# Travel Log - Montana



## Son_of_Perdition (Jul 18, 2014)

*Montana* - Lewis & Clark, Sitting Bull, George Armstrong Custer and Henry Plummer all contributed to establishing Montana as a state.  In 1804 a year after the Louisanna Purchase, President Jefferson enlisted Merriweather Lewis and William C Clark to explore the newly purchased land that was to later become part of United States.  The journey took a year and half, the quest became known as 'The Corp of Discovery' and will forever become a major event in US history.  Adding to the settling of Montana was the 'Battle of the Little Bighorn' with the bigger than life leaders of the battle, Sitting Bull and Gen George Armstrong Custer.  One will have the reputation for valor and bravery and the other will be remembered for his ruthlessness, only in the future will those wrongs be righted.  Each will be exonerated and the true story will become fact.  One player will emerge along with his cronies and there will be questions about the real story of his exploits, Henry Plummer the infamous sheriff of Bannack during the heydays of the gold mining camps and his ultimate hanging by the local vigilantes.   

 The vigilantes had the mysterious set of numbers '3-7-77' painted on their tent or cabin law breakers knew that they had better leave the area or be on the receiving end of vigilante justice.

       The oldest interpretation is that it meant that the criminal had 3 hours 7 minutes and 77 seconds to leave town.

     Another common interpretation is that the numbers represent the dimensions of a grave, 3 feet by 7 feet by 77 inches. 
     The sum of the number 3+7+7+7 total 24, representing the criminal had 24 hours to leave town. 
     That it was borrowed from California or Colorado vigilance organizations where member number #3 and #77 were authorized to carry out executions. 
     Frederick Allen, in his book A Decent Orderly Lynching, claims the number means one had to buy a $3 ticket on the next 7:00 a.m. stagecoach to take the 77-mile trip from Helena to Butte. 
     May have something to do with the date March 7th, 1877; the numbers  were first used in that decade and first appeared in print later in that decade of the 19th century 
 
 Other places of interest is my journeys is Glacier National Park and the Going to the Sun Road.  Great Falls and the Lewis & Clark museum.  My travel along US 89, to photograph and document what I could about the places of interest is also a part of the states historical stops from the southern border to the northern border at St. Marys.   

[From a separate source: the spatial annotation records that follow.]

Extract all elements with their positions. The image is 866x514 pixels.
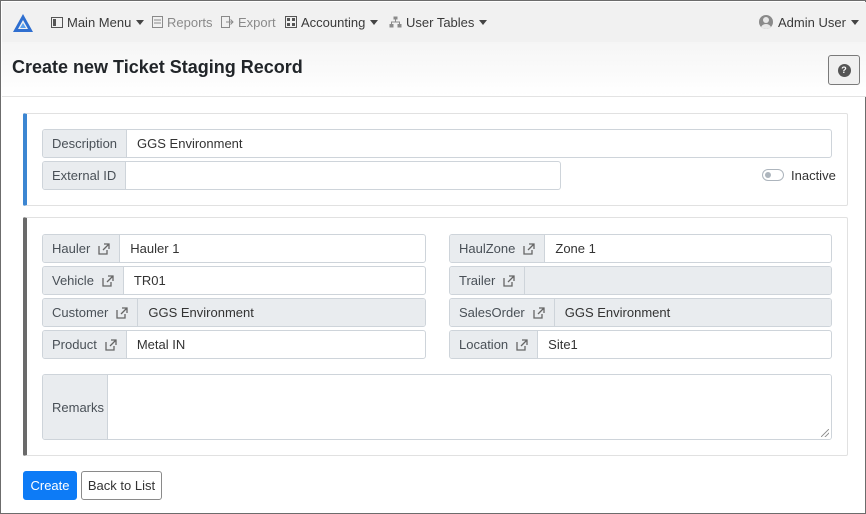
external-id-field[interactable]: External ID xyxy=(42,161,561,190)
nav-user-menu[interactable]: Admin User xyxy=(759,2,859,42)
nav-user-tables[interactable]: User Tables xyxy=(389,2,488,42)
remarks-textarea[interactable] xyxy=(108,375,831,439)
salesorder-label-text: SalesOrder xyxy=(459,305,525,320)
inactive-toggle[interactable] xyxy=(762,169,784,181)
nav-main-menu-label: Main Menu xyxy=(67,14,132,30)
calculator-icon xyxy=(285,16,297,28)
nav-reports[interactable]: Reports xyxy=(152,2,213,42)
resize-grip-icon[interactable] xyxy=(821,429,829,437)
hauler-label-text: Hauler xyxy=(52,241,91,256)
salesorder-label: SalesOrder xyxy=(450,299,555,326)
page-title: Create new Ticket Staging Record xyxy=(12,57,303,77)
vehicle-field[interactable]: Vehicle TR01 xyxy=(42,266,426,295)
location-input[interactable]: Site1 xyxy=(538,331,831,358)
remarks-field[interactable]: Remarks xyxy=(42,374,832,440)
user-avatar-icon xyxy=(759,15,773,29)
vehicle-label: Vehicle xyxy=(43,267,124,294)
salesorder-field[interactable]: SalesOrder GGS Environment xyxy=(449,298,832,327)
external-link-icon[interactable] xyxy=(116,306,129,319)
inactive-label: Inactive xyxy=(791,168,836,183)
list-icon xyxy=(51,16,63,28)
customer-field[interactable]: Customer GGS Environment xyxy=(42,298,426,327)
nav-export[interactable]: Export xyxy=(221,2,276,42)
external-link-icon[interactable] xyxy=(102,274,114,287)
haulzone-field[interactable]: HaulZone Zone 1 xyxy=(449,234,832,263)
vehicle-label-text: Vehicle xyxy=(52,273,94,288)
nav-reports-label: Reports xyxy=(167,14,213,30)
description-field[interactable]: Description GGS Environment xyxy=(42,129,832,158)
nav-accounting-label: Accounting xyxy=(301,14,366,30)
external-link-icon[interactable] xyxy=(503,274,516,287)
external-link-icon[interactable] xyxy=(523,242,536,255)
chevron-down-icon xyxy=(850,19,859,25)
report-icon xyxy=(152,16,163,28)
navbar: Main Menu Reports Export Accounting User… xyxy=(2,2,866,42)
external-link-icon[interactable] xyxy=(98,242,110,255)
location-field[interactable]: Location Site1 xyxy=(449,330,832,359)
chevron-down-icon xyxy=(370,19,379,25)
create-button[interactable]: Create xyxy=(23,471,77,500)
haulzone-input[interactable]: Zone 1 xyxy=(545,235,831,262)
trailer-field[interactable]: Trailer xyxy=(449,266,832,295)
nav-export-label: Export xyxy=(238,14,276,30)
vehicle-input[interactable]: TR01 xyxy=(124,267,425,294)
customer-label-text: Customer xyxy=(52,305,109,320)
trailer-label: Trailer xyxy=(450,267,526,294)
chevron-down-icon xyxy=(479,19,488,25)
export-icon xyxy=(221,16,234,28)
salesorder-input: GGS Environment xyxy=(554,299,831,326)
nav-user-label: Admin User xyxy=(778,14,846,30)
sitemap-icon xyxy=(389,16,402,28)
app-frame: Main Menu Reports Export Accounting User… xyxy=(0,0,866,514)
nav-accounting[interactable]: Accounting xyxy=(285,2,379,42)
external-link-icon[interactable] xyxy=(105,338,117,351)
page-header: Create new Ticket Staging Record ? xyxy=(2,42,866,97)
customer-label: Customer xyxy=(43,299,139,326)
product-input[interactable]: Metal IN xyxy=(127,331,425,358)
location-label: Location xyxy=(450,331,539,358)
remarks-label: Remarks xyxy=(43,375,108,439)
product-field[interactable]: Product Metal IN xyxy=(42,330,426,359)
location-label-text: Location xyxy=(459,337,509,352)
trailer-input xyxy=(525,267,831,294)
nav-main-menu[interactable]: Main Menu xyxy=(51,2,145,42)
external-id-input[interactable] xyxy=(126,162,560,189)
haulzone-label-text: HaulZone xyxy=(459,241,516,256)
hauler-label: Hauler xyxy=(43,235,121,262)
external-link-icon[interactable] xyxy=(533,306,545,319)
app-logo-icon[interactable] xyxy=(12,12,34,34)
description-input[interactable]: GGS Environment xyxy=(127,130,831,157)
back-to-list-button[interactable]: Back to List xyxy=(81,471,162,500)
nav-user-tables-label: User Tables xyxy=(406,14,475,30)
general-card xyxy=(23,113,848,206)
customer-input: GGS Environment xyxy=(138,299,425,326)
chevron-down-icon xyxy=(136,19,145,25)
external-id-label: External ID xyxy=(43,162,127,189)
product-label-text: Product xyxy=(52,337,97,352)
help-button[interactable]: ? xyxy=(828,55,860,85)
trailer-label-text: Trailer xyxy=(459,273,496,288)
product-label: Product xyxy=(43,331,127,358)
haulzone-label: HaulZone xyxy=(450,235,546,262)
external-link-icon[interactable] xyxy=(516,338,528,351)
help-icon: ? xyxy=(837,63,851,77)
description-label: Description xyxy=(43,130,128,157)
hauler-field[interactable]: Hauler Hauler 1 xyxy=(42,234,426,263)
hauler-input[interactable]: Hauler 1 xyxy=(120,235,425,262)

 On my travel we entered Montana from the south through Yellowstone Park at Gardiner then following US 89 north through Helena and then north to the Blackfoot reservation.  The Blackfoot were known as one of the strongest and most aggressive military powers on the northwestern Plains, I heard once that they were never defeated.  My family has made at least five trips through Montana, entering mostly from the south but once from the west along I-90 into Missoula connecting up with I-15 to return home.  We stayed in Dillon on that trip.  Another trip we went through West Yellowstone then to Butte and once again traveling along I-90 to Hardin to finally reach the site of the 'Battle of Little Big Horn'.  I was rather disappointed in that stop.  We attempted to listen to the cassette describing the battle but I was looking among the many little white markers and no indication that anybody but the Custer's men were involved in the fight.  Another trip I, my son-in-law and grandson decided to go along US 89 through Yellowstone (my son-in-law was from Texas and had never been to Yellowstone).  We ventured on to Livingstone stopping at the interesting Railroad museum.  We came back through West Yellowstone. Another trip we came along the Salmon river into Montana stopping in Bannack, touring the ghost town then onto Bozeman to the King Tut touring display.  We decided to leave the state north of Cody, Wyoming.  The next visit was so I could continue on my journey along US 89 and visit Glacier, Great Falls, the Canadian border and back into Wyoming.  The other trips all were for one thing or another but of no importance.  I did like the scenery and vastness but getting used to the speed limits was a little unsettling as I aged and become more cautious.


----------



## SeaBreeze (Jul 18, 2014)

Love reading your logs Son, Montana is beautiful country!


----------